Cette planche définit donc le centre de gravité du corps en position « assis dans le bateau » et permet de positionner son centre de gravité par rapport au centre de la coque.
Elle permet également le positionnement des éléments de structure comme autant d’appuis du corps dans le bateau et de construire le bateau autour des points en contact avec le corps (barreaux de pont pour poser ses orteils, barreau dans lequel caler ses genoux, points d’assise situés entre deux membres).
Une fois la longueur, la largeur, ainsi que la silhouette du pont déterminées, il a fallu définir les lignes du bateau (profondeur, profil de la membrure, ligne de la quille). Les pièces de membrures ont été étuvées à la vapeur, formées sur un gabarit, et ajustées en place. Cette étape comme une série d’itérations œil/main permettant d’ajuster les courbures des pièces dans l’espace les unes par rapport aux autres. L’objectif étant de créer un ensemble symétrique et fluide réglé au « doigt et à l’œil », sur lequel positionner les lignes de bouchain. Ce sont ces lignes qui forment la volumétrie de la coque et déterminent son tempérament (plus ou moins bonne stabilité primaire et/ou secondaire, tendance au surf, etc.).

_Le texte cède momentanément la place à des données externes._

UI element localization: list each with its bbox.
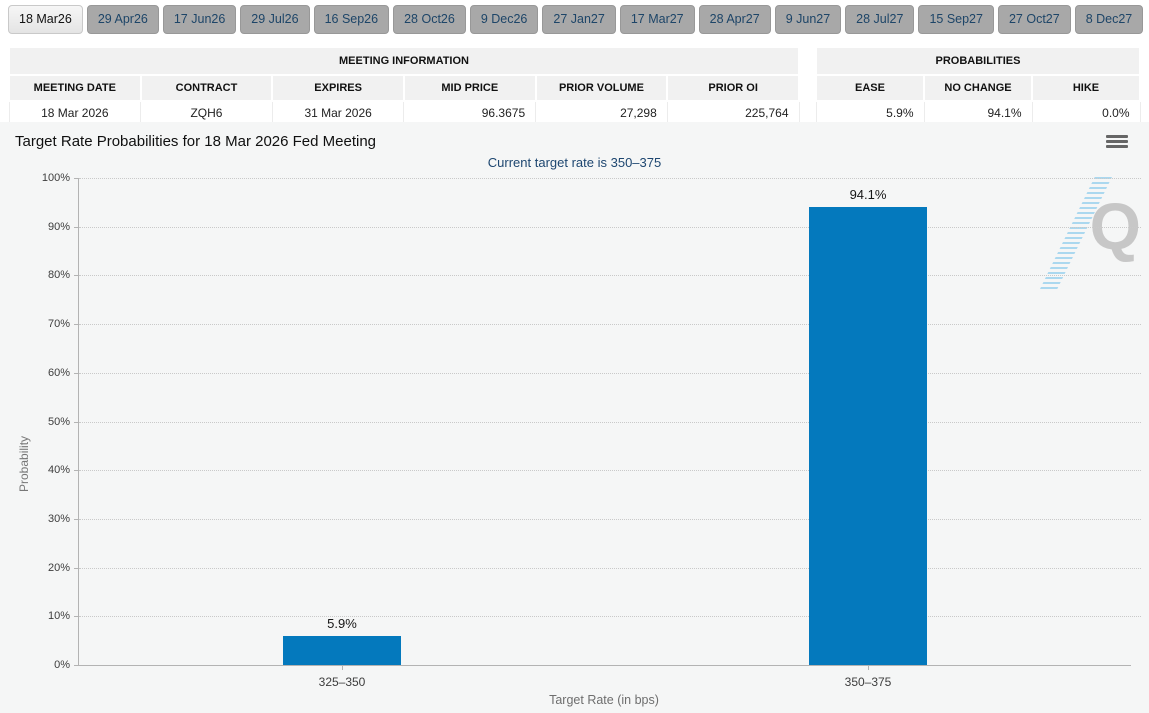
prior-volume-value: 27,298 xyxy=(535,100,668,125)
y-axis-label: 10% xyxy=(47,610,70,623)
gridline xyxy=(79,178,1141,179)
bar-value-label: 5.9% xyxy=(327,616,357,632)
gridline xyxy=(79,226,1141,228)
y-axis-tick xyxy=(74,372,79,374)
probabilities-title: PROBABILITIES xyxy=(815,46,1141,76)
y-axis-tick xyxy=(74,518,79,520)
y-axis-tick xyxy=(74,665,79,666)
tab-28-jul27[interactable]: 28 Jul27 xyxy=(845,5,915,34)
y-axis-tick xyxy=(74,421,79,423)
col-no-change: NO CHANGE xyxy=(923,74,1033,102)
y-axis-label: 80% xyxy=(47,269,70,282)
tab-9-dec26[interactable]: 9 Dec26 xyxy=(469,5,539,34)
gridline xyxy=(79,324,1141,326)
gridline xyxy=(79,275,1141,277)
y-axis-label: 0% xyxy=(54,659,70,671)
tab-17-jun26[interactable]: 17 Jun26 xyxy=(162,5,237,34)
col-expires: EXPIRES xyxy=(271,74,405,102)
tab-18-mar26[interactable]: 18 Mar26 xyxy=(8,5,83,34)
contract-value: ZQH6 xyxy=(140,100,273,125)
x-axis-tick xyxy=(868,665,869,670)
x-axis-category-label: 325–350 xyxy=(318,675,366,689)
tab-16-sep26[interactable]: 16 Sep26 xyxy=(313,5,390,34)
target-rate-chart-panel: Target Rate Probabilities for 18 Mar 202… xyxy=(0,122,1149,713)
col-meeting-date: MEETING DATE xyxy=(8,74,142,102)
y-axis-tick xyxy=(74,567,79,569)
tab-29-jul26[interactable]: 29 Jul26 xyxy=(240,5,310,34)
tab-28-apr27[interactable]: 28 Apr27 xyxy=(698,5,771,34)
chart-title: Target Rate Probabilities for 18 Mar 202… xyxy=(15,133,377,150)
bar-value-label: 94.1% xyxy=(849,186,887,202)
col-prior-oi: PRIOR OI xyxy=(666,74,800,102)
y-axis-tick xyxy=(74,226,79,228)
meeting-date-tabbar: 18 Mar26 29 Apr26 17 Jun26 29 Jul26 16 Sep26… xyxy=(8,5,1149,34)
tab-8-dec27[interactable]: 8 Dec27 xyxy=(1074,5,1144,34)
y-axis-tick xyxy=(74,178,79,179)
gridline xyxy=(79,567,1141,569)
probabilities-table: PROBABILITIES EASE NO CHANGE HIKE 5.9% 9… xyxy=(815,46,1141,125)
table-row: 5.9% 94.1% 0.0% xyxy=(815,100,1141,125)
plot-area: 0% 10% 20% 30% 40% 50% 60% 70% 80% 90% 100% 5.9% 325… xyxy=(42,172,1141,689)
expires-value: 31 Mar 2026 xyxy=(271,100,405,125)
ease-value: 5.9% xyxy=(815,100,925,125)
y-axis-label: 70% xyxy=(47,318,70,331)
hike-value: 0.0% xyxy=(1031,100,1141,125)
y-axis-tick xyxy=(74,470,79,472)
y-axis-tick xyxy=(74,616,79,618)
gridline xyxy=(79,421,1141,423)
meeting-date-value: 18 Mar 2026 xyxy=(8,100,142,125)
tab-9-jun27[interactable]: 9 Jun27 xyxy=(774,5,842,34)
bar-350–375 xyxy=(809,206,927,665)
y-axis-label: 50% xyxy=(47,415,70,428)
no-change-value: 94.1% xyxy=(923,100,1033,125)
col-mid-price: MID PRICE xyxy=(402,74,537,102)
table-row: 18 Mar 2026 ZQH6 31 Mar 2026 96.3675 27,… xyxy=(8,100,800,125)
tab-27-jan27[interactable]: 27 Jan27 xyxy=(542,5,616,34)
gridline xyxy=(79,470,1141,472)
tab-27-oct27[interactable]: 27 Oct27 xyxy=(997,5,1071,34)
col-contract: CONTRACT xyxy=(139,74,274,102)
y-axis-tick xyxy=(74,275,79,277)
gridline xyxy=(79,372,1141,374)
chart-subtitle: Current target rate is 350–375 xyxy=(487,155,662,170)
x-axis-category-label: 350–375 xyxy=(844,675,892,689)
bar-325–350 xyxy=(283,636,401,665)
y-axis-label: 40% xyxy=(47,464,70,477)
y-axis-label: 60% xyxy=(47,366,70,379)
y-axis-label: 90% xyxy=(47,220,70,233)
chart-menu-icon[interactable] xyxy=(1106,135,1128,150)
gridline xyxy=(79,616,1141,618)
x-axis-tick xyxy=(342,665,343,670)
tab-28-oct26[interactable]: 28 Oct26 xyxy=(393,5,466,34)
y-axis-label: 100% xyxy=(41,172,70,184)
y-axis-label: 20% xyxy=(47,561,70,574)
tab-29-apr26[interactable]: 29 Apr26 xyxy=(86,5,159,34)
tab-15-sep27[interactable]: 15 Sep27 xyxy=(918,5,994,34)
summary-tables: MEETING INFORMATION MEETING DATE CONTRAC… xyxy=(0,46,1149,125)
meeting-information-table: MEETING INFORMATION MEETING DATE CONTRAC… xyxy=(8,46,800,125)
meeting-information-title: MEETING INFORMATION xyxy=(8,46,800,76)
gridline xyxy=(79,518,1141,520)
col-ease: EASE xyxy=(815,74,925,102)
col-hike: HIKE xyxy=(1031,74,1141,102)
prior-oi-value: 225,764 xyxy=(666,100,800,125)
y-axis-tick xyxy=(74,324,79,326)
mid-price-value: 96.3675 xyxy=(403,100,537,125)
x-axis-title: Target Rate (in bps) xyxy=(549,693,659,707)
tab-17-mar27[interactable]: 17 Mar27 xyxy=(619,5,695,34)
col-prior-volume: PRIOR VOLUME xyxy=(534,74,669,102)
y-axis-label: 30% xyxy=(47,512,70,525)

L’implication du corps prend tout son sens dans ce processus.
La forme se construit autour du corps, à la mesure du corps et en l’impliquant pleinement.
L’œil et la main deviennent connectés comme premiers outils de mesure et de construction.
Le corps outil
Ce projet aurait pu me mener sur une réflexion autour de l’opposition entre standard et non standard. Je me serais amusé à transposer cette recette aujourd’hui, en imaginant un programme de modélisation du bateau. Après avoir été scanné, le kayakiste verrait son bateau fabriqué sur ses mensurations.
Mais il subsiste une mesure non quantifiable, celle de la pratique, de l’expérience. Le sur-mesure d’un néophyte n’est pas une fin, mais le début d’un apprentissage. Une fois installé dans le bateau, le corps devient récepteur de sensations, c’est à ce moment que l’on peut vérifier le comportement de son kayak. C’est seulement après avoir pagayé, trouvé ses appuis et sa position, que l’on peut prendre le recul nécessaire sur les proportions de son bateau.
Voilà qu’il me manque l’épaisseur de 4 000 ans de culture, où êtes-vous mes deux cents ancêtres chasseurs ?
La forme semble se dessiner à l’usage. Mon bateau m’envoie des signes, me donne des indications. Ce premier bateau en appelle un deuxième. Le suivant sera différent, puisque ma posture aura changé. Le fait de construire puis d’éprouver sa construction donne des clefs de lecture et de compréhension de l’embarcation. Il existe alors une évolution possible de l’objet au travers de la pratique. Jusqu’à oublier son kayak, le sentir comme un prolongement naturel du corps, ce qui pourrait figurer alors une forme d’aboutissement technique.